Professor Michael Grätzel, creator of dye-sensitised solar cells, has won the 2010 Millennium Technology Grand Prize, awarded by Technology Academy Finland. [...] Though Grätzel cells are still in relatively early stages of development, they show great promise as an inexpensive alternative to costly silicon solar cells and as an attractive candidate as a new renewable energy source, the judges said. [...] In 2010 the total amount of the prizes is £1.1m, of which £1m comes from the Finnish state and £100,000 from Technology Academy Finland.

Renault has adopted the Better Place system to sell a 160km-range vehicle for roughly the same price as an equivalent diesel car: the purchase price does not need to include the battery because that will be rented to the consumer. [...] The boot is also smaller – at 300 litres it is about the same size as the smaller Clio and about 60 per cent the capacity of the conventional Fluence.
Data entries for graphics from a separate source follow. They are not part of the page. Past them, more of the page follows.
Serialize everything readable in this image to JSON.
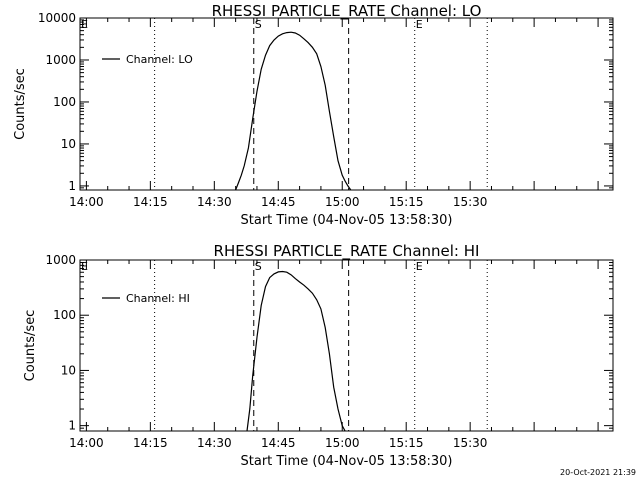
{
  "timestamp": "20-Oct-2021 21:39",
  "chart_data": [
    {
      "type": "line",
      "title": "RHESSI PARTICLE_RATE Channel: LO",
      "xlabel": "Start Time (04-Nov-05 13:58:30)",
      "ylabel": "Counts/sec",
      "yscale": "log",
      "ylim": [
        0.8,
        10000
      ],
      "xlim": [
        "13:58:30",
        "16:03:30"
      ],
      "yticks": [
        "1",
        "10",
        "100",
        "1000",
        "10000"
      ],
      "xticks": [
        "14:00",
        "14:15",
        "14:30",
        "14:45",
        "15:00",
        "15:15",
        "15:30"
      ],
      "legend": {
        "position": "top-left",
        "labels": [
          "Channel: LO"
        ]
      },
      "markers": [
        {
          "label": "E",
          "time": "13:58:30",
          "style": "dotted"
        },
        {
          "label": "",
          "time": "14:16:00",
          "style": "dotted"
        },
        {
          "label": "S",
          "time": "14:39:15",
          "style": "dashed"
        },
        {
          "label": "",
          "time": "15:01:30",
          "style": "dashed"
        },
        {
          "label": "E",
          "time": "15:17:00",
          "style": "dotted"
        },
        {
          "label": "",
          "time": "15:34:00",
          "style": "dotted"
        }
      ],
      "series": [
        {
          "name": "Channel: LO",
          "x": [
            "14:35:00",
            "14:35:40",
            "14:36:20",
            "14:37:00",
            "14:38:00",
            "14:39:00",
            "14:40:00",
            "14:41:00",
            "14:42:00",
            "14:43:00",
            "14:44:00",
            "14:45:00",
            "14:46:00",
            "14:47:00",
            "14:48:00",
            "14:49:00",
            "14:50:00",
            "14:51:00",
            "14:52:00",
            "14:53:00",
            "14:54:00",
            "14:55:00",
            "14:56:00",
            "14:57:00",
            "14:58:00",
            "14:59:00",
            "15:00:00",
            "15:00:40",
            "15:01:20",
            "15:02:00"
          ],
          "values": [
            0.8,
            1.2,
            1.8,
            3.0,
            8,
            40,
            180,
            600,
            1300,
            2200,
            3000,
            3700,
            4200,
            4500,
            4600,
            4400,
            3900,
            3200,
            2600,
            2000,
            1400,
            700,
            250,
            60,
            15,
            4,
            1.8,
            1.3,
            1.0,
            0.8
          ]
        }
      ]
    },
    {
      "type": "line",
      "title": "RHESSI PARTICLE_RATE Channel: HI",
      "xlabel": "Start Time (04-Nov-05 13:58:30)",
      "ylabel": "Counts/sec",
      "yscale": "log",
      "ylim": [
        0.8,
        1000
      ],
      "xlim": [
        "13:58:30",
        "16:03:30"
      ],
      "yticks": [
        "1",
        "10",
        "100",
        "1000"
      ],
      "xticks": [
        "14:00",
        "14:15",
        "14:30",
        "14:45",
        "15:00",
        "15:15",
        "15:30"
      ],
      "legend": {
        "position": "top-left",
        "labels": [
          "Channel: HI"
        ]
      },
      "markers": [
        {
          "label": "E",
          "time": "13:58:30",
          "style": "dotted"
        },
        {
          "label": "",
          "time": "14:16:00",
          "style": "dotted"
        },
        {
          "label": "S",
          "time": "14:39:15",
          "style": "dashed"
        },
        {
          "label": "",
          "time": "15:01:30",
          "style": "dashed"
        },
        {
          "label": "E",
          "time": "15:17:00",
          "style": "dotted"
        },
        {
          "label": "",
          "time": "15:34:00",
          "style": "dotted"
        }
      ],
      "series": [
        {
          "name": "Channel: HI",
          "x": [
            "14:37:40",
            "14:38:20",
            "14:39:00",
            "14:40:00",
            "14:41:00",
            "14:42:00",
            "14:43:00",
            "14:44:00",
            "14:45:00",
            "14:46:00",
            "14:47:00",
            "14:48:00",
            "14:49:00",
            "14:50:00",
            "14:51:00",
            "14:52:00",
            "14:53:00",
            "14:54:00",
            "14:55:00",
            "14:56:00",
            "14:57:00",
            "14:58:00",
            "14:59:00",
            "15:00:00",
            "15:00:40"
          ],
          "values": [
            0.8,
            2,
            8,
            40,
            150,
            330,
            480,
            560,
            610,
            620,
            600,
            540,
            460,
            400,
            350,
            300,
            250,
            190,
            130,
            60,
            20,
            5,
            2,
            1.0,
            0.8
          ]
        }
      ]
    }
  ]
}
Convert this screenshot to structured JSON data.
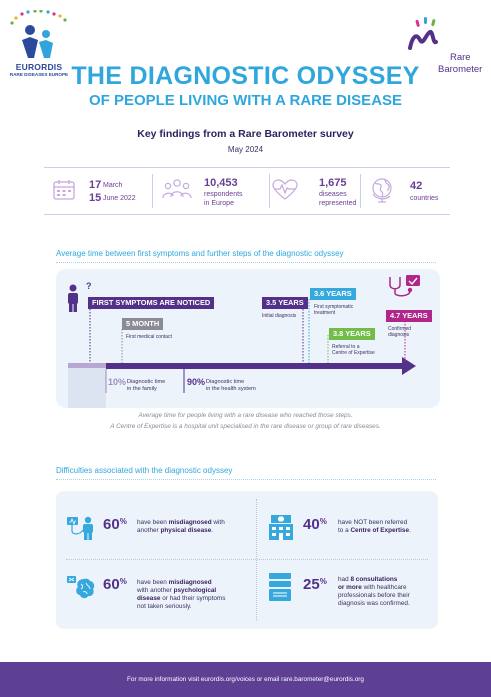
{
  "logos": {
    "eurordis_name": "EURORDIS",
    "eurordis_sub": "RARE DISEASES EUROPE",
    "rb_line1": "Rare",
    "rb_line2": "Barometer"
  },
  "header": {
    "title": "THE DIAGNOSTIC ODYSSEY",
    "subtitle": "OF PEOPLE LIVING WITH A RARE DISEASE",
    "key_findings": "Key findings from a Rare Barometer survey",
    "date": "May 2024"
  },
  "stats": {
    "dates": {
      "start_day": "17",
      "start_month": "March",
      "end_day": "15",
      "end_month": "June 2022"
    },
    "respondents": {
      "value": "10,453",
      "label_1": "respondents",
      "label_2": "in Europe"
    },
    "diseases": {
      "value": "1,675",
      "label_1": "diseases",
      "label_2": "represented"
    },
    "countries": {
      "value": "42",
      "label": "countries"
    }
  },
  "timeline": {
    "section_title": "Average time between first symptoms and further steps of the diagnostic odyssey",
    "question_mark": "?",
    "first_symptoms": "FIRST SYMPTOMS ARE NOTICED",
    "five_month": "5 MONTH",
    "first_contact": "First medical contact",
    "initial_years": "3.5 YEARS",
    "initial_label": "Initial diagnosis",
    "treatment_years": "3.6 YEARS",
    "treatment_label_1": "First symptomatic",
    "treatment_label_2": "treatment",
    "referral_years": "3.8 YEARS",
    "referral_label_1": "Referral to a",
    "referral_label_2": "Centre of Expertise",
    "confirmed_years": "4.7 YEARS",
    "confirmed_label_1": "Confirmed",
    "confirmed_label_2": "diagnosis",
    "family_pct": "10%",
    "family_label_1": "Diagnostic time",
    "family_label_2": "in the family",
    "health_pct": "90%",
    "health_label_1": "Diagnostic time",
    "health_label_2": "in the health system",
    "caption_1": "Average time for people living with a rare disease who reached those steps.",
    "caption_2": "A Centre of Expertise is a hospital unit specialised in the rare disease or group of rare diseases."
  },
  "difficulties": {
    "section_title": "Difficulties associated with the diagnostic odyssey",
    "d1": {
      "pct": "60",
      "sym": "%",
      "t1": "have been ",
      "b1": "misdiagnosed",
      "t2": " with",
      "t3": "another ",
      "b2": "physical disease",
      "t4": "."
    },
    "d2": {
      "pct": "40",
      "sym": "%",
      "t1": "have NOT been referred",
      "t2": "to a ",
      "b1": "Centre of Expertise",
      "t3": "."
    },
    "d3": {
      "pct": "60",
      "sym": "%",
      "t1": "have been ",
      "b1": "misdiagnosed",
      "t2": "with another ",
      "b2": "psychological",
      "b3": "disease",
      "t3": " or had their symptoms",
      "t4": "not taken seriously."
    },
    "d4": {
      "pct": "25",
      "sym": "%",
      "t1": "had ",
      "b1": "8 consultations",
      "b2": "or more",
      "t2": " with healthcare",
      "t3": "professionals before their",
      "t4": "diagnosis was confirmed."
    }
  },
  "footer": {
    "text": "For more information visit eurordis.org/voices or email rare.barometer@eurordis.org"
  },
  "colors": {
    "title_blue": "#2fa7dd",
    "purple": "#53318a",
    "grey_box": "#8b8b95",
    "cyan_box": "#35a9de",
    "green_box": "#71bd48",
    "magenta_box": "#b0268a",
    "footer": "#5d3f93"
  }
}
The car weighs a total of 300kg more than the diesel-driven model. [...] A Renault spokesman said the cost of ownership will be similar to that of a diesel-engine model once the rental and government subsidies for low-emissions vehicles are taken into account.

Green subsidies are influencing the pick up of investment interest, and not just in photonics says Magill. ‘Government subsidies are driving investment in a lot of cleantech and green technologies. In fact many privately held companies, small venture-backed and their investors – the venture firms themselves – are hiring consultants to understand how best to get at those government subsidies and incentives.’

However, these subsidies do not appeal to everyone. ‘We stay away from sectors or companies that depend on such tariffs because we know they change with the mood of the politicians. I don’t want to be dependent on that,’ says Sperling.

Knuckle Down

June 26th, 2010

There are different ways a community can react after a disaster. One is to sit around and put your hand out and wait for help from the government. Another is to just knuckle down and help each other.

Brad Paisley speaking on the Bob Harris Country Show on BBC Radio 2 about the Nashville floods.

Bad News Day

June 22nd, 2010

Truly we are beset upon all sides by the tyranny of evil men. But that’s not really news.